O prefeito de Mossoró, Allyson Bezerra (União Brasil), requereu ao Tribunal Regional Federal da 5ª Região (TRF-5), com sede em Recife (PE), por meio de seus advogados, a quebra do sigilo das investigações relacionadas à Operação Mederi, da Polícia Federal, realizada no último dia 27 de janeiro.
“Tenho todo o interesse de que o processo deixe de ser sigiloso e se torne público, para que todo o Rio Grande do Norte tenha acesso na íntegra. Eu acredito na Justiça e nas instituições e estou pronto para enfrentar isso com muita altivez, olhando no olho do cidadão do nosso Estado”, afirmou.
O prefeito também criticou a forma como o caso vem sendo divulgado. “Quero ainda combater a forma como está sendo noticiado, sem compromisso com a verdade, de maneira retalhada”, acrescentou.
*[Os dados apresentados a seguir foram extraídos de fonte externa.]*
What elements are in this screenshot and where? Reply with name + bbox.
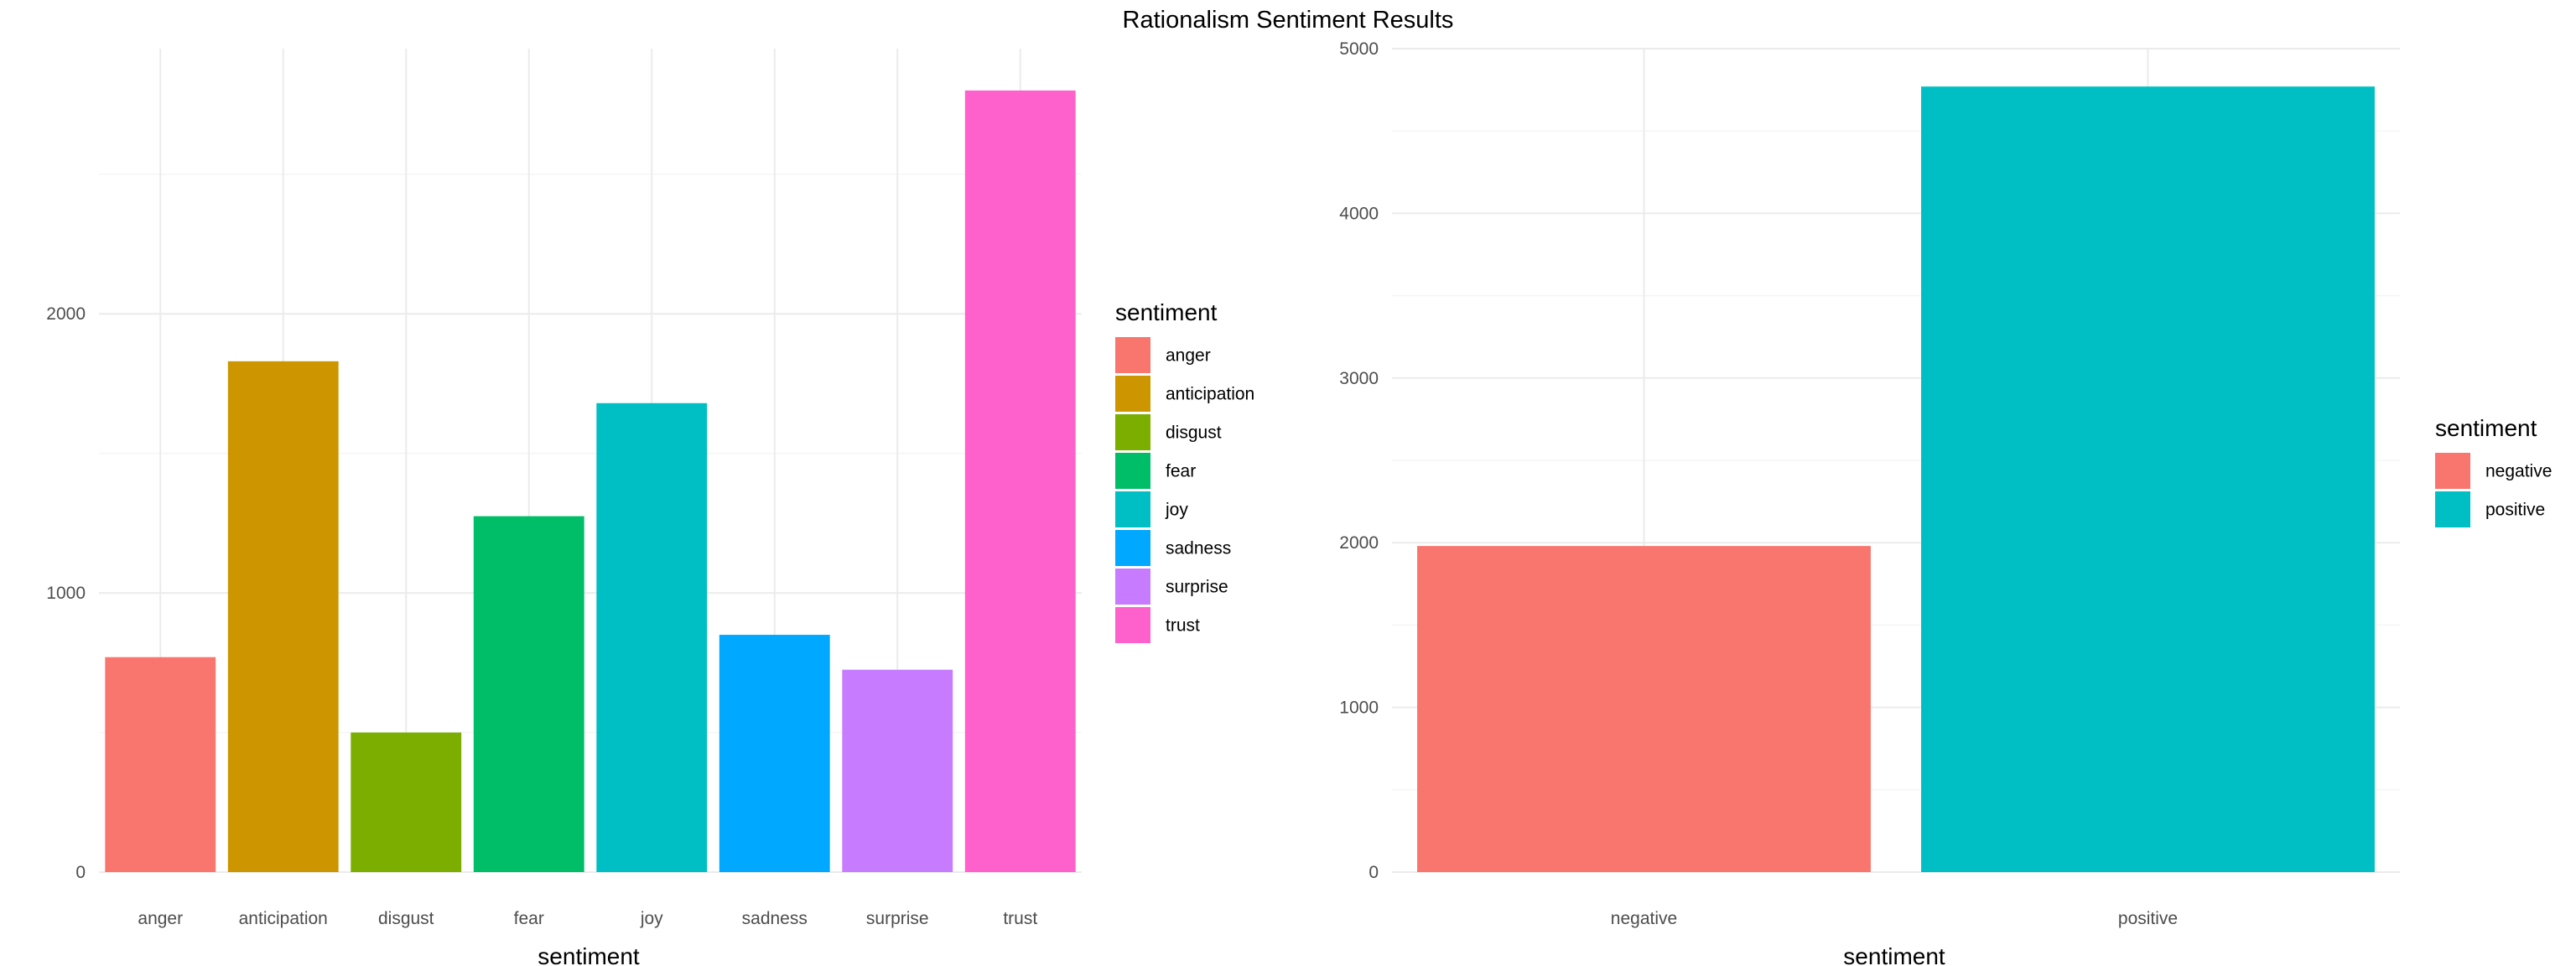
- x-tick-label: anger: [138, 909, 183, 928]
- x-tick-label: surprise: [866, 909, 929, 928]
- x-tick-label: positive: [2118, 909, 2178, 928]
- x-tick-label: joy: [640, 909, 663, 928]
- bar-anger: [105, 657, 216, 872]
- legend-key-positive: [2435, 491, 2470, 527]
- y-tick-labels: 0 1000 2000 3000 4000 5000: [1339, 39, 1379, 882]
- legend-title: sentiment: [1115, 299, 1218, 325]
- bars: [105, 90, 1076, 873]
- y-tick-label: 3000: [1339, 369, 1379, 388]
- bar-trust: [964, 90, 1076, 873]
- x-axis-title: sentiment: [1843, 943, 1945, 966]
- legend-key-joy: [1115, 491, 1150, 527]
- x-tick-label: trust: [1003, 909, 1037, 928]
- y-tick-label: 2000: [1339, 533, 1379, 553]
- legend-label: surprise: [1166, 578, 1228, 597]
- bar-positive: [1921, 86, 2375, 872]
- legend: sentiment negative positive: [2435, 415, 2552, 527]
- y-tick-label: 0: [1368, 863, 1379, 882]
- legend-label: disgust: [1166, 423, 1222, 443]
- legend-label: trust: [1166, 616, 1200, 636]
- legend-key-anger: [1115, 337, 1150, 373]
- bar-fear: [473, 516, 584, 872]
- y-tick-label: 2000: [46, 304, 86, 324]
- legend-label: anger: [1166, 346, 1211, 366]
- legend-label: negative: [2485, 462, 2552, 481]
- bar-sadness: [719, 635, 830, 872]
- legend-key-sadness: [1115, 530, 1150, 566]
- legend-label: joy: [1165, 501, 1188, 520]
- y-tick-label: 0: [75, 863, 86, 882]
- x-tick-label: negative: [1611, 909, 1677, 928]
- y-tick-label: 1000: [46, 584, 86, 603]
- legend-key-fear: [1115, 453, 1150, 489]
- legend-label: positive: [2485, 501, 2545, 520]
- x-axis-title: sentiment: [538, 943, 640, 966]
- emotion-bar-chart: 0 1000 2000 anger anticipation disgust fear joy…: [46, 49, 1254, 966]
- x-tick-label: anticipation: [239, 909, 328, 928]
- bar-disgust: [351, 732, 462, 872]
- bar-surprise: [842, 669, 953, 872]
- y-tick-label: 5000: [1339, 39, 1379, 59]
- bar-joy: [596, 402, 708, 873]
- legend-key-surprise: [1115, 569, 1150, 605]
- bars: [1417, 86, 2375, 872]
- y-tick-label: 4000: [1339, 204, 1379, 223]
- legend-label: sadness: [1166, 539, 1231, 558]
- legend-key-anticipation: [1115, 376, 1150, 412]
- bar-negative: [1417, 546, 1871, 872]
- y-tick-label: 1000: [1339, 699, 1379, 718]
- legend-key-disgust: [1115, 414, 1150, 450]
- y-tick-labels: 0 1000 2000: [46, 304, 86, 882]
- legend-key-trust: [1115, 607, 1150, 643]
- x-tick-labels: anger anticipation disgust fear joy sadness su…: [138, 909, 1037, 928]
- legend-label: fear: [1166, 462, 1196, 481]
- legend-title: sentiment: [2435, 415, 2537, 441]
- x-tick-label: sadness: [742, 909, 808, 928]
- legend: sentiment anger anticipation disgust fear joy…: [1115, 299, 1254, 643]
- legend-label: anticipation: [1166, 385, 1254, 404]
- x-tick-labels: negative positive: [1611, 909, 2178, 928]
- x-tick-label: disgust: [378, 909, 434, 928]
- legend-key-negative: [2435, 453, 2470, 489]
- bar-anticipation: [227, 361, 339, 872]
- figure-title: Rationalism Sentiment Results: [1123, 7, 1454, 34]
- x-tick-label: fear: [514, 909, 544, 928]
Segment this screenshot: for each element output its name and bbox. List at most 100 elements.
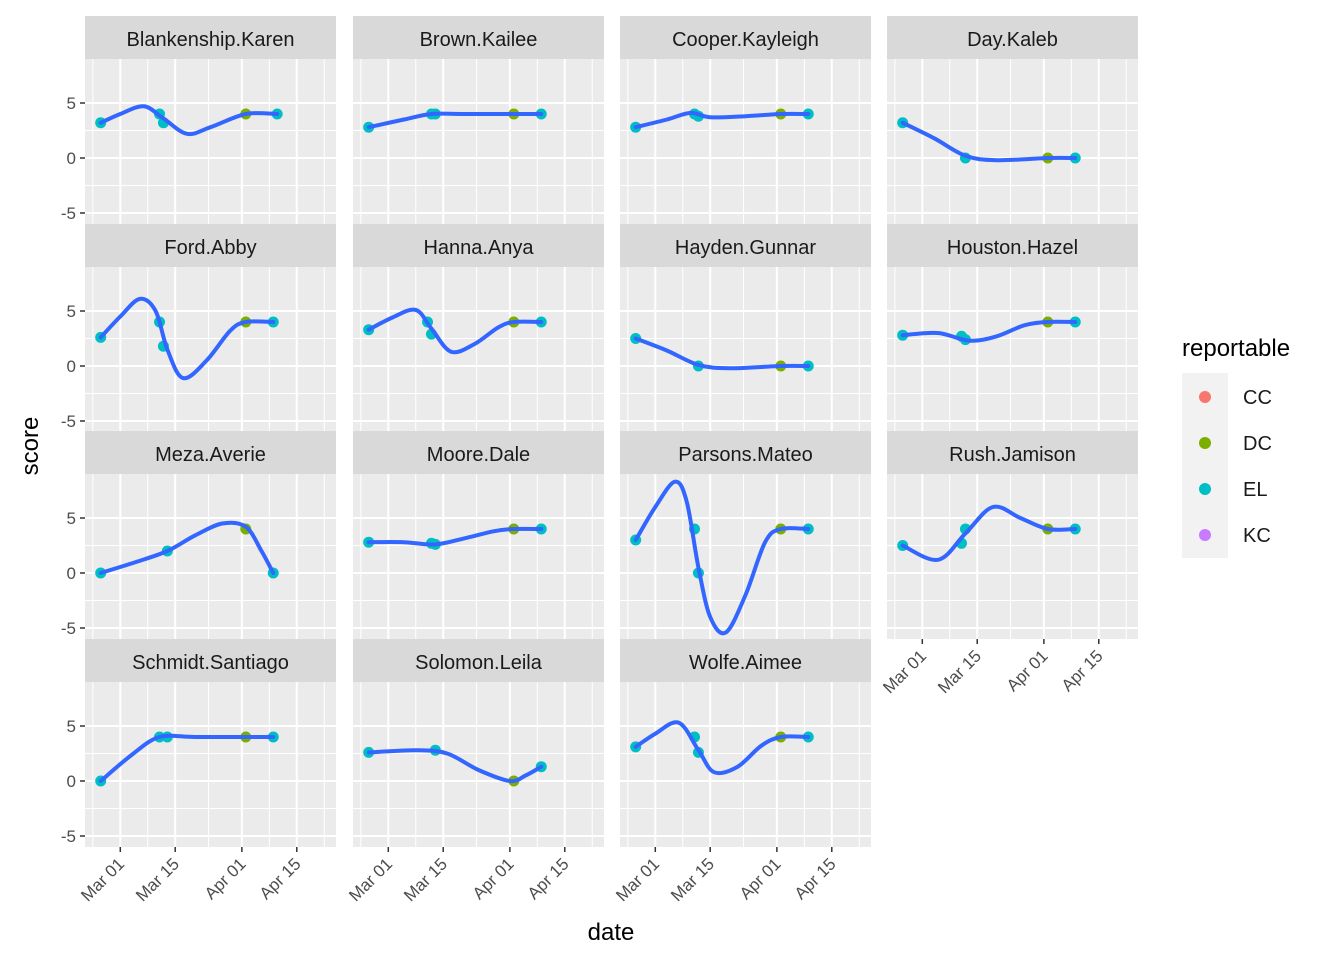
facet-panel: Hayden.Gunnar: [620, 224, 871, 432]
facet-label: Brown.Kailee: [420, 29, 538, 51]
panel-background: [85, 267, 336, 432]
panel-background: [887, 267, 1138, 432]
smooth-line: [366, 111, 544, 130]
x-tick-label: Mar 15: [132, 854, 183, 905]
y-tick-label: 5: [67, 717, 76, 736]
panel-background: [353, 474, 604, 639]
facet-panel: Ford.Abby -5 0 5: [61, 224, 336, 432]
smooth-line: [98, 733, 276, 783]
facet-panel: Meza.Averie -5 0 5: [61, 431, 336, 639]
x-tick-label: Apr 01: [736, 854, 785, 903]
facet-strip: [85, 16, 336, 59]
facet-label: Wolfe.Aimee: [689, 652, 802, 674]
facet-strip: [353, 224, 604, 267]
facet-strip: [887, 16, 1138, 59]
panel-background: [85, 59, 336, 224]
facet-panel: Parsons.Mateo: [620, 431, 871, 639]
smooth-line: [900, 504, 1078, 562]
facet-strip: [85, 224, 336, 267]
panel-background: [85, 474, 336, 639]
smooth-line: [98, 296, 276, 381]
facet-strip: [620, 431, 871, 474]
facet-label: Hanna.Anya: [423, 237, 534, 259]
y-tick-label: -5: [61, 619, 76, 638]
facet-label: Parsons.Mateo: [678, 444, 813, 466]
facet-panel: Cooper.Kayleigh: [620, 16, 871, 224]
x-tick-label: Apr 01: [469, 854, 518, 903]
y-tick-label: 5: [67, 94, 76, 113]
legend-title: reportable: [1182, 335, 1290, 362]
smooth-line: [98, 104, 280, 137]
facet-label: Solomon.Leila: [415, 652, 543, 674]
panel-background: [620, 682, 871, 847]
facet-strip: [353, 16, 604, 59]
smooth-line: [633, 110, 811, 130]
y-axis-title: score: [17, 417, 44, 476]
facet-panel: Day.Kaleb: [887, 16, 1138, 224]
y-tick-label: 5: [67, 302, 76, 321]
smooth-line: [366, 748, 544, 784]
facet-label: Schmidt.Santiago: [132, 652, 289, 674]
y-tick-label: 0: [67, 772, 76, 791]
facet-label: Houston.Hazel: [947, 237, 1078, 259]
facet-panel: Houston.Hazel: [887, 224, 1138, 432]
facet-strip: [887, 224, 1138, 267]
panel-background: [85, 682, 336, 847]
facet-panel: Brown.Kailee: [353, 16, 604, 224]
x-tick-label: Mar 01: [345, 854, 396, 905]
smooth-line: [98, 520, 276, 575]
legend: reportable CC DC EL KC: [1182, 335, 1290, 558]
facet-label: Rush.Jamison: [949, 444, 1076, 466]
panels-layer: Blankenship.Karen -5 0 5 Brown.Kailee Cooper.…: [61, 16, 1138, 905]
facet-strip: [620, 16, 871, 59]
facet-strip: [620, 639, 871, 682]
y-tick-label: -5: [61, 412, 76, 431]
x-tick-label: Apr 01: [1003, 646, 1052, 695]
x-tick-label: Apr 15: [791, 854, 840, 903]
smooth-line: [366, 526, 544, 547]
x-tick-label: Apr 01: [201, 854, 250, 903]
panel-background: [353, 267, 604, 432]
facet-label: Ford.Abby: [164, 237, 256, 259]
facet-label: Day.Kaleb: [967, 29, 1058, 51]
facet-label: Moore.Dale: [427, 444, 530, 466]
facet-label: Hayden.Gunnar: [675, 237, 817, 259]
x-tick-label: Mar 01: [77, 854, 128, 905]
facet-strip: [353, 431, 604, 474]
smooth-line: [900, 319, 1078, 343]
x-tick-label: Mar 01: [879, 646, 930, 697]
x-tick-label: Mar 01: [612, 854, 663, 905]
smooth-line: [633, 479, 811, 636]
facet-panel: Moore.Dale: [353, 431, 604, 639]
legend-label: KC: [1243, 525, 1271, 547]
x-axis-title: date: [588, 919, 635, 946]
facet-panel: Solomon.Leila Mar 01 Mar 15 Apr 01 Apr 15: [345, 639, 604, 905]
facet-panel: Wolfe.Aimee Mar 01 Mar 15 Apr 01 Apr 15: [612, 639, 871, 905]
x-tick-label: Apr 15: [256, 854, 305, 903]
facet-label: Meza.Averie: [155, 444, 266, 466]
facet-strip: [620, 224, 871, 267]
smooth-line: [366, 307, 544, 355]
x-tick-label: Apr 15: [1058, 646, 1107, 695]
legend-key: [1199, 529, 1211, 541]
facet-label: Blankenship.Karen: [127, 29, 295, 51]
panel-background: [887, 59, 1138, 224]
y-tick-label: 0: [67, 564, 76, 583]
legend-key: [1199, 483, 1211, 495]
facet-strip: [353, 639, 604, 682]
x-tick-label: Apr 15: [524, 854, 573, 903]
facet-panel: Schmidt.Santiago -5 0 5 Mar 01 Mar 15 Apr 01 Ap…: [61, 639, 336, 905]
x-tick-label: Mar 15: [934, 646, 985, 697]
panel-background: [620, 267, 871, 432]
panel-background: [353, 59, 604, 224]
panel-background: [620, 59, 871, 224]
facet-strip: [887, 431, 1138, 474]
legend-label: EL: [1243, 479, 1267, 501]
legend-key: [1199, 391, 1211, 403]
legend-label: CC: [1243, 387, 1272, 409]
panel-background: [353, 682, 604, 847]
facet-panel: Hanna.Anya: [353, 224, 604, 432]
y-tick-label: 0: [67, 149, 76, 168]
facet-panel: Blankenship.Karen -5 0 5: [61, 16, 336, 224]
A estranheza principal é que a Operação Mederi trata de investigação sobre licitações na Saúde, em diversos municípios, com mais de 30 mandados de busca e apreensão. Mas noticiário com supostos “furos” são dirigidos diretamente contra sua gestão e ele, o prefeito de Mossoró.
A declaração foi dada durante entrevista à imprensa nesta quarta-feira (11), na Câmara Municipal de Mossoró, antes da leitura da mensagem anual — a última antes de sua renúncia ao cargo para disputar o Governo do Rio Grande do Norte.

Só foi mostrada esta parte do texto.